SARS-CoV-2 mRNA vaccines sensitize tumours to immune checkpoint blockade

Immune checkpoint inhibitors (ICIs) extend survival in many patients with cancer but are ineffective in patients without pre-existing immunity^{1, 2, 3, 4, 5, 6, 7, 8–9}. Although personalized mRNA cancer vaccines sensitize tumours to ICIs by directing immune attacks against preselected antigens, personalized vaccines are limited by complex and time-intensive manufacturing processes^{10, 11, 12, 13–14}. Here we show that mRNA vaccines targeting SARS-CoV-2 also sensitize tumours to ICIs. In preclinical models, SARS-CoV-2 mRNA vaccines led to a substantial increase in type I interferon, enabling innate immune cells to prime CD8⁺ T cells that target tumour-associated antigens.
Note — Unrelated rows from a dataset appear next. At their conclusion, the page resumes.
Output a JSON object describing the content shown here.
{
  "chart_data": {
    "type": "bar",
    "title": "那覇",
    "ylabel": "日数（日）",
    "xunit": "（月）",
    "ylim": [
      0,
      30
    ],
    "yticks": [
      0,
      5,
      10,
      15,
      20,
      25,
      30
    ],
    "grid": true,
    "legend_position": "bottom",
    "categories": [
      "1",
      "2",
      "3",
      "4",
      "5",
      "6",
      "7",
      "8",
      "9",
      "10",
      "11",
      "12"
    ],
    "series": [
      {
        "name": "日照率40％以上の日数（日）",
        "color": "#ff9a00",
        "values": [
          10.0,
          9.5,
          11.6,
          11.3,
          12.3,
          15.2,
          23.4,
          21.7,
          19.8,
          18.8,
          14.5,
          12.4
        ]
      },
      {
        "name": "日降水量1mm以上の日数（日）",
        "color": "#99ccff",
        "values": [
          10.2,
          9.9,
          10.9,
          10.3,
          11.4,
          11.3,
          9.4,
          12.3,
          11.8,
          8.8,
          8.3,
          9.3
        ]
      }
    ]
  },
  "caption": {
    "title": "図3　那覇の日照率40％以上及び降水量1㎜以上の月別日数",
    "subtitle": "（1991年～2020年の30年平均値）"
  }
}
Concomitant ICI treatment is required for maximal efficacy in immunologically cold tumours, which respond by increasing PD-L1 expression. Similar correlates of vaccination response are found in humans, including increases in type I interferon, myeloid–lymphoid activation in healthy volunteers and PD-L1 expression on tumours. Moreover, receipt of SARS-CoV-2 mRNA vaccines within 100 days of initiating ICI is associated with significantly improved median and three-year overall survival in multiple large retrospective cohorts. This benefit is similar among patients with immunologically cold tumours. Together, these results demonstrate that clinically available mRNA vaccines targeting non-tumour-related antigens are potent immune modulators capable of sensitizing tumours to ICIs.